The Kindle 3 will be a make or break product for Amazon says the Yankee Group, now that Apple has rocked the eReader market, winning 5 million eBook downloads to feed its iPad in only two months.
How should Amazon fight back against that 22 percent market share in eBooks Apple announced Monday?
And is the game over for Sony and Barnes & Noble as The Motley Fool taunts— “If you’re Barnes & Noble or Sony throwing in the digital towel doesn’t seem like such a crazy idea at this point.”
The Yankee Group says “Kindle 3”, most likely due later this year (but unconfirmed by Amazon) will be critical to Amazon’s success, however the early signs are that the device won’t be revolutionary. It’s likely to have a larger screen that will also be a touch screen but its expected lack of a color screen is a strike against it, said analyst Dmitriy Mochanov. “It’s pretty surprising for me. I’ve always believed that color will be pretty important…the book of the future isn’t just going to be a piece of text it will have embedded video, music, podcasts; it will automatically update to reflect current world data. The first ingredient you need for that is color. Frankly, I’m disappointed that Amazon isn’t doing everything it can to get color up and running.”
Of course, Amazon could go in the other direction and offer a super low cost device, suggests author Seth Godin. He challenges Amazon to field a $50 “paper back” eReader—one so small it could fit in your pocket, and so cheap it could be given away along with a purchase of 8 books. “The only way to get authors and publishers to embrace this device is to sell 20,000,000 of them. You either become the best and only platform for consuming books worth buying or you fail. And the only way to create that footprint in the face of an iPad is to make it so cheap to buy and use it’s irresistible,” says Godin.

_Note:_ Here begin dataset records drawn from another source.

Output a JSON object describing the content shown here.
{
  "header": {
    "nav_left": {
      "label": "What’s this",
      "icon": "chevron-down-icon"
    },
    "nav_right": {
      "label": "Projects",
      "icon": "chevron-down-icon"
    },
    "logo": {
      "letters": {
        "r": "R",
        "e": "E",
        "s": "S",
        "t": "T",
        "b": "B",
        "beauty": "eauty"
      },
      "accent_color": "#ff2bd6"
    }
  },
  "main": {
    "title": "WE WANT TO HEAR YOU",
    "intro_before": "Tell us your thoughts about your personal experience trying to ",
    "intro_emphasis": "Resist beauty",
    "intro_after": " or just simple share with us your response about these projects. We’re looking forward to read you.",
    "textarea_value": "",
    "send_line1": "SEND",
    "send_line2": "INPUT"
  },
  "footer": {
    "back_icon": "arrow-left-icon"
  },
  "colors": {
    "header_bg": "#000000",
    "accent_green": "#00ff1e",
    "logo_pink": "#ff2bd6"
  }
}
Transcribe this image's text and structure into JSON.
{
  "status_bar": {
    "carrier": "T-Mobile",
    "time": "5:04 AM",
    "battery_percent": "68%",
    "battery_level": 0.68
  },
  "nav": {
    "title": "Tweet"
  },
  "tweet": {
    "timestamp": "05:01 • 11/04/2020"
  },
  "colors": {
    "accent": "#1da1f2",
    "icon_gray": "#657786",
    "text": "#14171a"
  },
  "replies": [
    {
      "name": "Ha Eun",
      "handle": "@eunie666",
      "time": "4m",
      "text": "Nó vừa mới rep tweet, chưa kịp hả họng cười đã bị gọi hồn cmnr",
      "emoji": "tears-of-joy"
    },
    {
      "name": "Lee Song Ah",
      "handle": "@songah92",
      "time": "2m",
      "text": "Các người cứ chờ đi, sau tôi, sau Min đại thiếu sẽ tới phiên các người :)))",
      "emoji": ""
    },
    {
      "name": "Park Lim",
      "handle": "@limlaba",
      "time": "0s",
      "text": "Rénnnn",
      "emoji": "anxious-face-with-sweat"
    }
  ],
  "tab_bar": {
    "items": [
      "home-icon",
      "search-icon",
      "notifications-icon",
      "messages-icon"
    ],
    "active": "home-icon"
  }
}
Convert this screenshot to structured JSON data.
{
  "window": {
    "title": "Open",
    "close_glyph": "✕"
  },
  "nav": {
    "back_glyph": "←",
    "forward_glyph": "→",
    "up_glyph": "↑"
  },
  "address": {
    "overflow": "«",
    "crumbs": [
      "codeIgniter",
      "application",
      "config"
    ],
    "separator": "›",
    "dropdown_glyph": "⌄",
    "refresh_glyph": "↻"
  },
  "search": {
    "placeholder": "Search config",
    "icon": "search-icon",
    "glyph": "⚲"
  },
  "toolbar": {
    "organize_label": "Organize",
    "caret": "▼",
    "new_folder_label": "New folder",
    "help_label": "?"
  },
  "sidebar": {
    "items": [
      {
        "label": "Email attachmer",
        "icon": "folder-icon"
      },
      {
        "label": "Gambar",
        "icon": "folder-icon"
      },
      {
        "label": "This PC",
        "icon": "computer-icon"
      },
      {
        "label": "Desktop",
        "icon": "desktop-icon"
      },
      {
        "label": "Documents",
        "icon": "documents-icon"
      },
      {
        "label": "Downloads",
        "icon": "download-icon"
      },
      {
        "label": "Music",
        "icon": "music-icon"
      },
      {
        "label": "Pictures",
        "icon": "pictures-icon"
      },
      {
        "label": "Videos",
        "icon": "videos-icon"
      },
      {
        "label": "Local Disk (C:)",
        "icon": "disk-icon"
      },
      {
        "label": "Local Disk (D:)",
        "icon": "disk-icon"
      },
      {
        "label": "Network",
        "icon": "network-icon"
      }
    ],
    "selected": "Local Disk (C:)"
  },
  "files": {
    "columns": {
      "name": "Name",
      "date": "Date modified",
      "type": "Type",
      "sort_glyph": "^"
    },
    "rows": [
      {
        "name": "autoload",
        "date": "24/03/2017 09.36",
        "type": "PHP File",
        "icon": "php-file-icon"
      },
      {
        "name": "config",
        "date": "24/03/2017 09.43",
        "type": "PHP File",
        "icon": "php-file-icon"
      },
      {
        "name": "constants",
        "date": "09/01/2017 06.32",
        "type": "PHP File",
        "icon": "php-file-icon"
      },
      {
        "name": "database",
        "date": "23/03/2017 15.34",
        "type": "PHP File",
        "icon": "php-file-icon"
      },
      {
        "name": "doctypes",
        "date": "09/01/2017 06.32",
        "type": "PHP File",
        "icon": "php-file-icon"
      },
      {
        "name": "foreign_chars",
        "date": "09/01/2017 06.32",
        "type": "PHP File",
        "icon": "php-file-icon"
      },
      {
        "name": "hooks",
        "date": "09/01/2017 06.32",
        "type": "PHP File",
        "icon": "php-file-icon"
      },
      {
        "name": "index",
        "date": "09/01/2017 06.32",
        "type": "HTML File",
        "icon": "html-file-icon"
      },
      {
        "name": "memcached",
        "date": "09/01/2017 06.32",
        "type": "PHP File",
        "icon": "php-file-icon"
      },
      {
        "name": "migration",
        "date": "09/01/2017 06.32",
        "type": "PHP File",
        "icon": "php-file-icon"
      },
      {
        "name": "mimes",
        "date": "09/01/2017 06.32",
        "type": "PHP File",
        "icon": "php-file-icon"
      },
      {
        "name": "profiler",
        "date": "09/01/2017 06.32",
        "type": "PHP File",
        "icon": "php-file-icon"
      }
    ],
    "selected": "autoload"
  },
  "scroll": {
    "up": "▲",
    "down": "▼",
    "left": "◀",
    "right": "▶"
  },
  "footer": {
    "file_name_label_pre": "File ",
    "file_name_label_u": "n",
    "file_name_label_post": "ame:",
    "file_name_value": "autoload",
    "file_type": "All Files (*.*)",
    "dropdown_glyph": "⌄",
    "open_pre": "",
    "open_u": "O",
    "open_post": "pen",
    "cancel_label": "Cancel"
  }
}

For everyone but Apple, “The whole eReader industry is moving a little more slowly than what I expected, I still expect sales of 6 million units this year in North America,” says Molchanov. But don’t totally blame the iPad, because the device is also bringing in new converts. It’s getting people who are not yet comfortable with digital content or digital books to buy a digital device, he adds.
“Even with Amazon’s 90 percent market share last year, there weren’t many people buying eBooks.” So Apple is expanding the pond for everyone, but Amazon’s share in books, both print and digital is at stake and it’s doing all it can to catch up, says Molchanov, adding, “The Kindle 3 will be a make or break product for the company.”
Sources: Seth Godin, The Motley Fool,
http://www.pcworld.com/article/198145/kindle_vs_ipad.html
I do not see the Kindle 3 having to go color. These are eBooks. It is not a computer… it is a digital reading device. Paperback books are on black ink on white paper. Unless you love looking at covers for hours on end… where does COLOR fit into eBook reading?
I also do not see the iPad as an eBook Reading device. At two pounds and huge size, and quite expensive… it is more of a computer. How many will carry an iPad around to read a book with 8-10 hours of battery charge life?
EBook Readers do need to be creative and there is a challenge here. I just do not see color as the answer or lugging an iPad around as conducive to reading.